Pasta:
You are correct that the formula doesn’t actually use the correct winning percentage, instead using what amounts to the probability of beating a team with a 50% win likelihood. I didn’t bother checking to see whether this worked for a distribution. Of course we have no idea whether uniform is the correct baseline, but then again for this problem we are going to have to make unwarranted assumptions so why not. Still as I show below there might be some way to use the observed distribution of team winning percentages to figure out what this should be.
**Pleonast **
You are partially right for the reasons suggested by pasta, that the win percentage should be versus a team drawn form a distribution rather than versus a team with a 50% record. However, no matter what the distribution is, a team with a win percentage of 60% should be better than a randomly picked team (other wise its record would be 50% or less), and so a 40% team should have less chance of beating it that it would a random team (which it beats 40% of the time) and so the probability of its victory should definitely be less than 40%.
ultrafilter You asked for it don’t say you weren’t warned:
**
Notation: **
I will use** Phi(x;s)** to indicate the cumulate normal distribution of x in a normal distribution with mean 0 and variance s, so Phi(0;1)=0.5, Phi(1.96;1) will be 0.975
I will use InvPhi(p;s) to denote the inverse of this function InvPhi(0.5;1)=0, InvPhi(0.975;1)=1.96
**
Assumptions:**
I assume that each team has an underlying average number of point that it scores in a game with and that this has distribution F. This seems reasonable.
I further assume that if a team with an average points equal to x meet a team with an average number of points equal to y, then the score1-score2=x-y+z where z is a symetric random variable drawn from a distribution G with mean 0. If this is greater than 0 then team 1 wins if it is less than 0 team 2 wins.*This is a big assumption and assumes that there are no relative strengths or weaknesses or increases in variability between teams. *
I also assume that there is enough history such that the the observed winning percentage is equal to the exact winning percentage. There may be more calculations that can take this into account, but its too much trouble to bother with now. Bayesians can eat my shorts.
For this exercise I will make the final assumption that F is distributed as N(0,1), while G is N(0,s) for some unknown varaince s. For small s will indicate that luck has little role and a good team will almost always beat a poor team. Large s will indicate that the results are largely random and each team will *Another ginormous assumption. The distirbution F doesn’t matter too much and only does so relative to G, but assuming that they are related in this way requires some faith. Other models can be assumed but the calculations are easier for normal. *
Results:
Probability of with win percentage A beating team with win percentage B is
Phi(InvPhi(A,1+s)-InvPhi(B,1+s),s)
Where s = [1-Var( InvPhi(p_i) ) ] / Var( InvPhi(p_i) ) for p_i the observed winning percentages for all teams in the league.
**
Proof:**
Given a baseline average of x for a team, the proability A of winning against a random team will be F*G where * denotes the convolution. For the models we are using this will be Phi(x;1+s). So if we observe a team with a winning percentage A, then the average point count of that team will be InvPhi(A,1+s).
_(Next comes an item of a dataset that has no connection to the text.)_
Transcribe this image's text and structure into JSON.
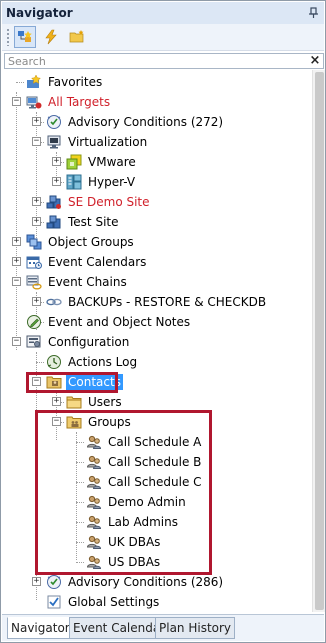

If we have a team with point count x vs a team with point count y, then the probability of team 1 willing is P(x-y+z>0)=P(z<x-y)=G(x-y). So if we have a team with record A vs a team with record B, then the probability of team one winning will be Phi(InvPhi(A,1+s)-InvPhi(B,1+s),s)
This is ok so far, but we still need to know what s is.
Let us look at all of the teams in the league, and suppose that V§ is cumulative distribution of winning percentages. Since the underlying score is distributed as N(0,1) accross the teams,
we know that for p~V, that
InvPhi(p,1+s)~N(0,1), so
InvPhi(p,1)/sqrt(1+s)~N(0,1), so
InvPhi(p,1)~N(0,1/(1+s)),
So all we have to do is to look at the distribution of InvPhi(p,1) for all observed winning percentages p, and we should end up with a normal distribution with varaiance (1/(1+s)) from which we can solve for s. Of course if we get a distriubtion that looks nothing like a normal then that will indicate a problem with our assumptions.